2017/12/09 22:27

序盤 本文 抜粋

 

足が思うように動かぬ。三成は、腹具合の悪さと走り続けた疲労で精根尽き果てていた。途中で石田にも行こうかと思ったが、既に家康の追っ手の者達が張っていて、近づくことすら出来なかった。古橋村に着いた時、三成は幼少の頃の懐かしさを胸一杯に沸き起こらせ、母の縁の法華寺三珠院へ向かった。古橋村からは少し山の中に入る。

老院善説は、やっとの事で扉を叩いた男に、落ち着いた微笑みを見せて中へ入れた。佐吉、いや、今は治部少輔三成公。

「よくぞここまで参られたのう。」

 老院は三成に取りあえず茶を飲ませ、静かに休ませた。三成は、老院に何かを言おうとしたが、老院はそれを手で制すると、静かに頷いた。

 寺男を呼ぶと、老院はこう告げた。

「竜泉寺の住職に手紙を渡して欲しい。身元の分からぬ男一人預かり、ここは山深く充分に持て成すことができぬゆえ、引き渡したいと。」

 寺男は、ちらっと三成を見やると、何も言わないまま頷いて、老院が書いた手紙を持って山を下りていった。

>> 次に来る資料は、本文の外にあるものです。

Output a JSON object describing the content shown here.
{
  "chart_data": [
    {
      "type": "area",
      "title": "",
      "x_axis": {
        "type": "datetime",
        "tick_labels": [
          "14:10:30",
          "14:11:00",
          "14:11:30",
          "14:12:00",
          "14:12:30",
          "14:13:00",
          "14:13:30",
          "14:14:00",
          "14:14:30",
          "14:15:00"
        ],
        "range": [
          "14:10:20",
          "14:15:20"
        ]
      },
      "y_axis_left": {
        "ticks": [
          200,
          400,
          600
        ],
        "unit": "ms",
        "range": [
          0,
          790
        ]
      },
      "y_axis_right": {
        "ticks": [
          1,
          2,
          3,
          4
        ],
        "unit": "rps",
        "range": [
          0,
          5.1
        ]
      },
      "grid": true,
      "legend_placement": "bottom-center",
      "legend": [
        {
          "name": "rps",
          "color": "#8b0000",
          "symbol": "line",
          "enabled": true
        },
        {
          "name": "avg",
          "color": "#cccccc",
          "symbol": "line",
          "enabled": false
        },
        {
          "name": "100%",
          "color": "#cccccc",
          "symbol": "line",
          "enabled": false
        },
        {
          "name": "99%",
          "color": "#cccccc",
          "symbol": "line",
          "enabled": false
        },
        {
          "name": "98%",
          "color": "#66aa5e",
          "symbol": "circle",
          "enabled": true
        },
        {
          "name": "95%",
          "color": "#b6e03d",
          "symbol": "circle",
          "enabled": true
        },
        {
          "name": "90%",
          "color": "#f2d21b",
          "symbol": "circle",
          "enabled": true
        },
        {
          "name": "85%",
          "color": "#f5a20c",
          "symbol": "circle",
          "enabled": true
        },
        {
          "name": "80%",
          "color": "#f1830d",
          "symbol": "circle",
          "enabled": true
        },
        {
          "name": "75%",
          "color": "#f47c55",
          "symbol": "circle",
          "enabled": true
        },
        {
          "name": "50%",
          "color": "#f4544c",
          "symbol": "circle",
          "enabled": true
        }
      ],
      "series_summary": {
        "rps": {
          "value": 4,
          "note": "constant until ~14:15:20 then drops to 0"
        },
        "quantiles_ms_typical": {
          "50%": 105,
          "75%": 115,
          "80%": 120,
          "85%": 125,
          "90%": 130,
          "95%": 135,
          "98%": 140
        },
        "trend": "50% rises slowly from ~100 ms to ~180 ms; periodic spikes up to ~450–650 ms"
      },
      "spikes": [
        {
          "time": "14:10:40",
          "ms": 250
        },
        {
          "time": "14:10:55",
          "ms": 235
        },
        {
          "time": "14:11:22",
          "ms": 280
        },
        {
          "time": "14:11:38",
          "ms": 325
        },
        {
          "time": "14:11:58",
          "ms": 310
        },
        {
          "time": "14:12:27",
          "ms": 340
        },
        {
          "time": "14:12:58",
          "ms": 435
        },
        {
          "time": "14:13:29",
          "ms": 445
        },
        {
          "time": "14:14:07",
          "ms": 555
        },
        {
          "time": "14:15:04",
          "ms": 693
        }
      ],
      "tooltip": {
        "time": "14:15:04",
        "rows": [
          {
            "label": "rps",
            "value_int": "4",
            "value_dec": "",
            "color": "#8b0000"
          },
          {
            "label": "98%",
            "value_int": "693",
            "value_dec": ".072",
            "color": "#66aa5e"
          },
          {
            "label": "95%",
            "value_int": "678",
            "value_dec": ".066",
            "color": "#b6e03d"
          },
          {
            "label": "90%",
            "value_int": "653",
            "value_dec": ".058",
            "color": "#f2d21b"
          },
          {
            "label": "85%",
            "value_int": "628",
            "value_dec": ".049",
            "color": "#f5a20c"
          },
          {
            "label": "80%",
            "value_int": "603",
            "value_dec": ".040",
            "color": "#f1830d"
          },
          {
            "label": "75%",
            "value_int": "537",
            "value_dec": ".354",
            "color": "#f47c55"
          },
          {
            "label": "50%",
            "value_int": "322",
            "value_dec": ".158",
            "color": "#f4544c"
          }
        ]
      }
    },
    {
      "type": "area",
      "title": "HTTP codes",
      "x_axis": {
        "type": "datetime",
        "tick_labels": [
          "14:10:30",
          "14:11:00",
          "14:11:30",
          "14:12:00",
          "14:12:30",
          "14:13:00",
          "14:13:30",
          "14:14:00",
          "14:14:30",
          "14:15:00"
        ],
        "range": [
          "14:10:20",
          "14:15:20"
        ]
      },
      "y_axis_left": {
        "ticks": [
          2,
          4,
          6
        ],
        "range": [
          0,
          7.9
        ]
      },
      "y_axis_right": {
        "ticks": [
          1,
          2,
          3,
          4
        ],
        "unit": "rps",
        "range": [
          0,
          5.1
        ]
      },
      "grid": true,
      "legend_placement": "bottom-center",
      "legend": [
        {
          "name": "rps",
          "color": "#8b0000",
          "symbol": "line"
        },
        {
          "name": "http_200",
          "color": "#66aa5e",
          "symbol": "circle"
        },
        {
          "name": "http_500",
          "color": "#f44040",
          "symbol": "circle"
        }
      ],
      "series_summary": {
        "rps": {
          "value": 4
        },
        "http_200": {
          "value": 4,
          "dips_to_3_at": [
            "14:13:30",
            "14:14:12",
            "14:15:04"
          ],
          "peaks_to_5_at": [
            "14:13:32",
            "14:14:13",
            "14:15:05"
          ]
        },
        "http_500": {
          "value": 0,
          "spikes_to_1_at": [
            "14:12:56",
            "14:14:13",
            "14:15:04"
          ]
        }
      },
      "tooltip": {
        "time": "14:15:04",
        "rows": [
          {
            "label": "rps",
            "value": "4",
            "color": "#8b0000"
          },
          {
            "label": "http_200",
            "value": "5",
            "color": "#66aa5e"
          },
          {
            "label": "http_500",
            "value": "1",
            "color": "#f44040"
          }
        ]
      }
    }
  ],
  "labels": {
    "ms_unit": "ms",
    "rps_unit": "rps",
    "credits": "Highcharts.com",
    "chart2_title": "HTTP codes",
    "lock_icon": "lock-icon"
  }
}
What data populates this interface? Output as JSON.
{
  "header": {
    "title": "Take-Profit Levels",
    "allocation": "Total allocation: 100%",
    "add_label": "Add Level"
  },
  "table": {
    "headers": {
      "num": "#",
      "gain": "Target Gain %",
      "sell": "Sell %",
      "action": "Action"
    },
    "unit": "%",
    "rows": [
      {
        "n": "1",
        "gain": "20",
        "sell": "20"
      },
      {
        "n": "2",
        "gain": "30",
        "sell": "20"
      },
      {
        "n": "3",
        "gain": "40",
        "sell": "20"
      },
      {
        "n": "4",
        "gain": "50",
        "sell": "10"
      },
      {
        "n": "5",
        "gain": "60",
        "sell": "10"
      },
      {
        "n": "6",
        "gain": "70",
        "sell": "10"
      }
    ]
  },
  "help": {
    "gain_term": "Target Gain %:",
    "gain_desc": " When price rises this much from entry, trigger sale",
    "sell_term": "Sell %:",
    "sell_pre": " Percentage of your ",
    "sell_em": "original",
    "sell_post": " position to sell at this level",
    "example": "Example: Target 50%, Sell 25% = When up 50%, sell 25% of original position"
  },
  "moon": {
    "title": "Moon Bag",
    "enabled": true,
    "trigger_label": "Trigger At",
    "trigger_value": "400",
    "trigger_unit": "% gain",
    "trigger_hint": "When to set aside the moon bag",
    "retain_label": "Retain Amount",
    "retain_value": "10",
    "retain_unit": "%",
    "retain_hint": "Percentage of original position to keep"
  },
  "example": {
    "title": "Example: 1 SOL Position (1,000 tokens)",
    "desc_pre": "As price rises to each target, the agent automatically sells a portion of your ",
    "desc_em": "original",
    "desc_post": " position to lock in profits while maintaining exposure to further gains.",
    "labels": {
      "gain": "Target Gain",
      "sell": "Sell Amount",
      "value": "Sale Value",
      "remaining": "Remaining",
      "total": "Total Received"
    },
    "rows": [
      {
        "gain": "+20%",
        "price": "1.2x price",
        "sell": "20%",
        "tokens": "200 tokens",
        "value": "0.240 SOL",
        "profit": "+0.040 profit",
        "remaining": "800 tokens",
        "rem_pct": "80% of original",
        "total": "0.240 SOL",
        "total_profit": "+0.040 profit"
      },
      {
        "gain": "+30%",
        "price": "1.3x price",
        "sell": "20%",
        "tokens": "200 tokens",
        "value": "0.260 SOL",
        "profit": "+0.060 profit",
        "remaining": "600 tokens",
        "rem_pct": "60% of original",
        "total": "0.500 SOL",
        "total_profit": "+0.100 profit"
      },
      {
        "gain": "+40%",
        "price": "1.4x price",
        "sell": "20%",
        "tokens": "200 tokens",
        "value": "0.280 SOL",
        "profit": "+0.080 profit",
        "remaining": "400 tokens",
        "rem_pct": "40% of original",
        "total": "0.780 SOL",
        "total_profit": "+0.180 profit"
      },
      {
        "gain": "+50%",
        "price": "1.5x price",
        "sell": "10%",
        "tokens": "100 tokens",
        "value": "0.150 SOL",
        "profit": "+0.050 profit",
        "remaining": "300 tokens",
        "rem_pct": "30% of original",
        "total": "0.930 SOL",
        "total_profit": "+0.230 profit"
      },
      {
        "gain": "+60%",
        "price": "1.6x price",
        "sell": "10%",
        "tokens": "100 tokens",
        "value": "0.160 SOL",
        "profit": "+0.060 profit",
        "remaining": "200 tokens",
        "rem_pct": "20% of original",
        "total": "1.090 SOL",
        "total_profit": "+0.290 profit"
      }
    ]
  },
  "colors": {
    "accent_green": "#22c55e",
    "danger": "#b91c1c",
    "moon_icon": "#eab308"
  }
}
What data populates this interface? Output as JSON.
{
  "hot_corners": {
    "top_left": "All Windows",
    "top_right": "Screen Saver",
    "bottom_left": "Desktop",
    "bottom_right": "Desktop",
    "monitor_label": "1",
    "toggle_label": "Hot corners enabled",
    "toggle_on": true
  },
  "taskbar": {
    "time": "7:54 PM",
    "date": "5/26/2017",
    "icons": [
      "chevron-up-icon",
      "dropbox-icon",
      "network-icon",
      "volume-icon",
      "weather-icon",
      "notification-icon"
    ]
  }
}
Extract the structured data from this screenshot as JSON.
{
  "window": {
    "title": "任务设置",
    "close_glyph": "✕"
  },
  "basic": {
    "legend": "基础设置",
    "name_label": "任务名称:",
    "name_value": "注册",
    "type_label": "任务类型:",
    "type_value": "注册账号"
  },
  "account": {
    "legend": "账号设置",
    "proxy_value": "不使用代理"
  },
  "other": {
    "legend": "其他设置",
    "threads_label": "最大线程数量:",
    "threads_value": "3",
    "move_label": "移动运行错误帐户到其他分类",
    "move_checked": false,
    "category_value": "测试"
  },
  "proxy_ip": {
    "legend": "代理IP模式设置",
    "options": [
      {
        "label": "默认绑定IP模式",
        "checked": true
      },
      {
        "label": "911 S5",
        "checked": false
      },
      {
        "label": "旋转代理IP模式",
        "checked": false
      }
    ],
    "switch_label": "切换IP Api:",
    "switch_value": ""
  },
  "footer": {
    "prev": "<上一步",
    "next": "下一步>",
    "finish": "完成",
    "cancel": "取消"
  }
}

「私はあなたのことを存じ上げませぬ。仏様がここへ招かれたのだということです。あなたは心配せずとも、仏様がお守り下さるでしょう。竜泉寺の住職は、きっとあなたの望みをわかるはず。動けるまでは、ここで休んで行かれるとよい。」

 老院はそう言って、庫裏へ下がった。三成は、老院の心遣いが胸に染みた。そして、老院の言葉から、もう既に古橋村へも徳川の追っ手が来ていることを知った。

 こんなところにまでも。

 悔しさで、三成は歯ぎしりした。再起して必ず徳川の横暴を止めねばならぬ。秀頼様が危ない。何としてでも、少しでも早く、立て直しを図らねば。そんなことを考えながら、長く走り続けた疲れと体調の悪さから、三成は少しばかり眠りについた。再起するためには身体を丈夫にせねばならぬと。